Flag of United Kingdom  ,
Tuesday, September 4, 2007

   Well, it was a long flight but I finally made it to Edinburgh.   Amazingly enough, so did my luggage . . .   at the same time.  Flying in we turned over the Firth of Forth, seeing the Firth Rail Bridge at sunrise which was stunning.  We also flew over cattle and sheep just outside the city on farms - not quite like Houston.  So, I grabbed the bags and off to Arnold Clark Car Rental for my Ford Focus.  Right outside of the office was a huge roundabout, so I was thrown into the fire regarding left hand side driving.  I got to a local supermarket and bought a couple of things, and once I was on the road I got the hang of it quickly.  My mantra of "stay left, look right" worked like a charm.  The ride to North Berwick was very easy and extremely pastoral.  Small towns like Gullane (pr. gill-ann), Aberlady, Longniddry.  Small roads and roundabouts - very few stop signs and stop lights.

   I arrived in North Berwick around 10am, and it is very quaint.  It is right on the water, with small shops and restaurants peppered throughout the village.  Bass Rock dominates the view, as well as the view across the firth to Fife.  I checked in with James and Angie Sandison at the Wing B&B.  Again, very quaint, right across the road from the beach.  I fought the urge to crash on the bed, as I had a tee time in a couple of hours.  Instead, I went to lunch in town and had a panini with an espresso, as well as a caramel chocolate shortbread for dessert - delicious.  Off to the course!

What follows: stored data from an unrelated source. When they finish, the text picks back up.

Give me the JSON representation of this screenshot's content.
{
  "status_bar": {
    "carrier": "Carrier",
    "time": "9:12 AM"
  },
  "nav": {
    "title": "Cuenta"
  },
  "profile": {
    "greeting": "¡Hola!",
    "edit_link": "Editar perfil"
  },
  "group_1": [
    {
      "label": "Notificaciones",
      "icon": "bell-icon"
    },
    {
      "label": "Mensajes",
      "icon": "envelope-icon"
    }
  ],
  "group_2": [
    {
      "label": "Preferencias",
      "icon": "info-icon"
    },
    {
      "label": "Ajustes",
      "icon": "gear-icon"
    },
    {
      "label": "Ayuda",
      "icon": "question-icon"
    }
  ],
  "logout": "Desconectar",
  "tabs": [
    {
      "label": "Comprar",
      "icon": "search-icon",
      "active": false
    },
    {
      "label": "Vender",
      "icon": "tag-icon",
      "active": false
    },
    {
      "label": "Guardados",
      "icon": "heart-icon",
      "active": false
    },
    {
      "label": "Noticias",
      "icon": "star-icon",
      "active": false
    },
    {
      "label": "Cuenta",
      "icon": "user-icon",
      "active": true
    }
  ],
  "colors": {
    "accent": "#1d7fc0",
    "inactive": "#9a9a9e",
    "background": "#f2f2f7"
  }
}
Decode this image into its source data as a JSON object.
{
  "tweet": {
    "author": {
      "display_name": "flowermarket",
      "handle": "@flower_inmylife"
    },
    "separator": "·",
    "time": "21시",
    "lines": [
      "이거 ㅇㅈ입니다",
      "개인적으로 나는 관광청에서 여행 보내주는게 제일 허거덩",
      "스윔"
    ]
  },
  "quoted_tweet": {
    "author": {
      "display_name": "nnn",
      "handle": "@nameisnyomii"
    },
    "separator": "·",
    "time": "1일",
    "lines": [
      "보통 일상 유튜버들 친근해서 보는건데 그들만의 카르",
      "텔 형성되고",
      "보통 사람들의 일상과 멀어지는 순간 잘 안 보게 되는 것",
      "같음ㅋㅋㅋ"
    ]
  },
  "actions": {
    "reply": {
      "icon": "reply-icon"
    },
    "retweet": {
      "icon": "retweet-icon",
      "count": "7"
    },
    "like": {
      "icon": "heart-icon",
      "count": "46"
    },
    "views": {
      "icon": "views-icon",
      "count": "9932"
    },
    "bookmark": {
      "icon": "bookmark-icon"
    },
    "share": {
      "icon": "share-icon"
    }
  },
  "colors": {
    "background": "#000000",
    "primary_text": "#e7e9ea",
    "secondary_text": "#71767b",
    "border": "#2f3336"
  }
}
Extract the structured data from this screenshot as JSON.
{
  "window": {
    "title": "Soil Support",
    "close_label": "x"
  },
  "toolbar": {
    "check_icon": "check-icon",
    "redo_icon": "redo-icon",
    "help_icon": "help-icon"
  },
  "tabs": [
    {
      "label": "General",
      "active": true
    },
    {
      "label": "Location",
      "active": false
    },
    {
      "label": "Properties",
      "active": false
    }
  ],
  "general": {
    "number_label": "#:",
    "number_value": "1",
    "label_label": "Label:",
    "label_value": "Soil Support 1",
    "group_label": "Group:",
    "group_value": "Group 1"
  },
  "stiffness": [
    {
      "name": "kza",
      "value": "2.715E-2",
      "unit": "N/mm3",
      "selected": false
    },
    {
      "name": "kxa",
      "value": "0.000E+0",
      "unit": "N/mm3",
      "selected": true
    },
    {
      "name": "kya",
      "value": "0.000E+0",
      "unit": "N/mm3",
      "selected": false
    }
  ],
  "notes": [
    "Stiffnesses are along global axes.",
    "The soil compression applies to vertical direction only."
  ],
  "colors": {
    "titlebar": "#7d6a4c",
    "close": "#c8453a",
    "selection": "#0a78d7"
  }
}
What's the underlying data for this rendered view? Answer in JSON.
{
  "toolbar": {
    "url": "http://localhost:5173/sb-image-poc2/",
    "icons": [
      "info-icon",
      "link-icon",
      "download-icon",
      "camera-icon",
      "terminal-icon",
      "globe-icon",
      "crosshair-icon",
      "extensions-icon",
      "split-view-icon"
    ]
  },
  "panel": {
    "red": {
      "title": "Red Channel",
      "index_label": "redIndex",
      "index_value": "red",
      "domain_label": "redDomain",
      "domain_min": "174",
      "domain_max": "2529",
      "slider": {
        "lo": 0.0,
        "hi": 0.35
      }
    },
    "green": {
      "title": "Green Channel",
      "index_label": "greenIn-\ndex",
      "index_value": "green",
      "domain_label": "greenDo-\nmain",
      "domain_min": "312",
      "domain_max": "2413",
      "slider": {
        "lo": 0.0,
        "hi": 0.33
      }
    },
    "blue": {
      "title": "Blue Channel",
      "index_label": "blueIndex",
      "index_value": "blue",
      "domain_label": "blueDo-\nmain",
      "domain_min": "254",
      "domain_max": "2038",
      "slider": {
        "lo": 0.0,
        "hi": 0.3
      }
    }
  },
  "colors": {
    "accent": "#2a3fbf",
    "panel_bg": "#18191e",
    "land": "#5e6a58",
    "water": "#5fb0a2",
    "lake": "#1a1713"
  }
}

   North Berwick Golf Club has been in existence since 1832, and the clubhouse is a grand building reminiscent of St. Andrew's.  It is right on the edge of town, and the golf course seems to grow out of the streets.  I was unable to get a game with a member, so I had to play as a single.  Although it was a touch depressing being out alone, it gave me an opportunity to shoot some good pics of the course.  I did wish I had someone to share the round with, as it was an experience that needed to be shared and I think I might have played better if playing with someone.  (There, getting all my excuses out early . . . I was tired, never played links golf before, it was windy, etc., etc.)  The front nine was into the wind, and it was also pushing the balls to the beach.  To spare some from the details, I will sum up the round like this:  at one point in the round I cut my finger.  The only place I found blood was on the scorecard (no joke).  Very correct description of my day on the course - bloody.  My two tips for Scottish golf are: a) don't hit your drive into the rough, and b) don't hit your drive into the bunkers.  If you can follow those two tips, you will play beautifully.  I know from experience, that if you don't . . . you won't.  Golf has been played here since the 1600's, and it is a very old style course.  Rock walls through the course, deep bunkers - simply majestic.

   The town welcomes you back in on the 18th.  Tremendous setting for the last hole.  I finished up and went back to the B&B for a shower and a change of clothes.  I went to dinner at an Italian restaurant in town, where I met an older couple named John and Marian Flynn.  John is an avid golfer and a member of a club in Edinburgh.  We got talking about golf, and come to find out their daughter lived in Houston for a few years.  They also are dog lovers, and one of their dogs now is actually a similar breed to a greyhound (a lurcher?).  We stayed until 10pm drinking wine (which was served in half pint glasses, one glass of red almost knocked me on my ass . . . John had had 4 glasses) and chatting.  They invited me back to their flat which is just up the street from the B&B I'm staying in, and I got to meet the dogs.  Cider, the lurcher, looks very much like a greyhound but with much longer hair.  She only has three legs but she still moves like a Grey.  Marian brought out the "wee night cap" of whisky, and John extolled on why he likes blended whisky cut with water.  One for the road turned into three, and by 12:30 John was "right pissy" as he said later, and snoring in his chair.  I headed home understanding how to beat jetlag.  Before he had nodded off, John invited me to play golf with him at a links course down the coast called Dunbar.  I accepted, knowing I would have someone to play with tomorrow.  After 20+ hours awake and three drams of whisky, I was right and ready for sleep.  See you tomorrow at Dunbar!!!